How do you give someone critical feedback without them getting defensive but instead taking it in the spirit in which it was given?

Whether you are a manager who needs to deliver some suggested improvements for a team member, a spouse who needs to broach a difficult subject with your partner, or a parent who needs to course correct a child, it’s never easy to deliver criticism.

Everyone will struggle with it at some point in their lives. So, how can you do it effectively?

Open to Feedback

There are two types of feedback that people tend to be most receptive to hearing. I covered this more extensively in Coaching Toolkit: The Art of Feedback. Here’s the high level overview…

The first is the feedback that we consent to or ask for. People are much more likely to get defensive or push against unsolicited feedback. By contrast, even if the feedback is negative or critical, people tend to be more receptive when they ask for it.

The second is feedback that they already know but need to hear in order to work through. This is found in questions such as: what do YOU think about it? We tend to be more willing to acknowledge our own truth and perspective before accepting it from the outside.
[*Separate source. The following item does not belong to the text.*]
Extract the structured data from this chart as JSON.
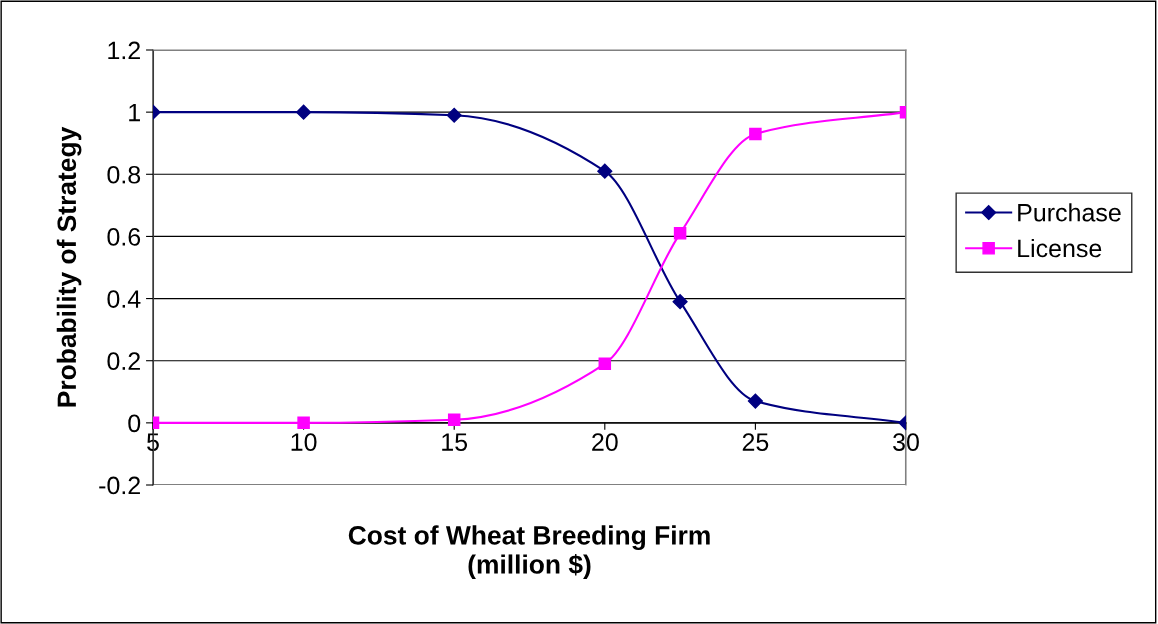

In short, effective feedback is a function of whether or not the person receiving the feedback is open to it.

This naturally leads to the question: how do I get someone to be open to or solicit my feedback?

Critical Care

What is the key difference between how we relate to taunts from a bully versus advice from a parent? In this extreme example, it should be evident, that the difference, is intent. The bully intends to harm you. The parent, presumably intends to help you. At the core of this difference in intent, is the degree to which each of these individuals cares about you.

Ideally, we want those who are critical of us, to also care about us, or at the very least care about what we’re doing as part of a team.

Imagine a spectrum of caring from no care at all with a potential to harm, extending to deep care with the intention to see one flourish. Now place people from your life along that spectrum.

Which of these individuals are you most interested in hearing feedback from, especially negative or critical feedback?

Hopefully you can see that the closer you get toward care, the more likely you would be to accept or even embrace the feedback.

Now ask yourself…

Where are you on the continuum of care?

Do the people in your world, at home or at work, place you to the left, the center, or the right of that spectrum? If you want to have people seek out your feedback, or at the very least consent to it, then you need to make sure they sense that you care.

Care is at the core of critical feedback. Make sure that you are attending to it, before trying to give people advice. Because if you don’t, you could be wasting your breath.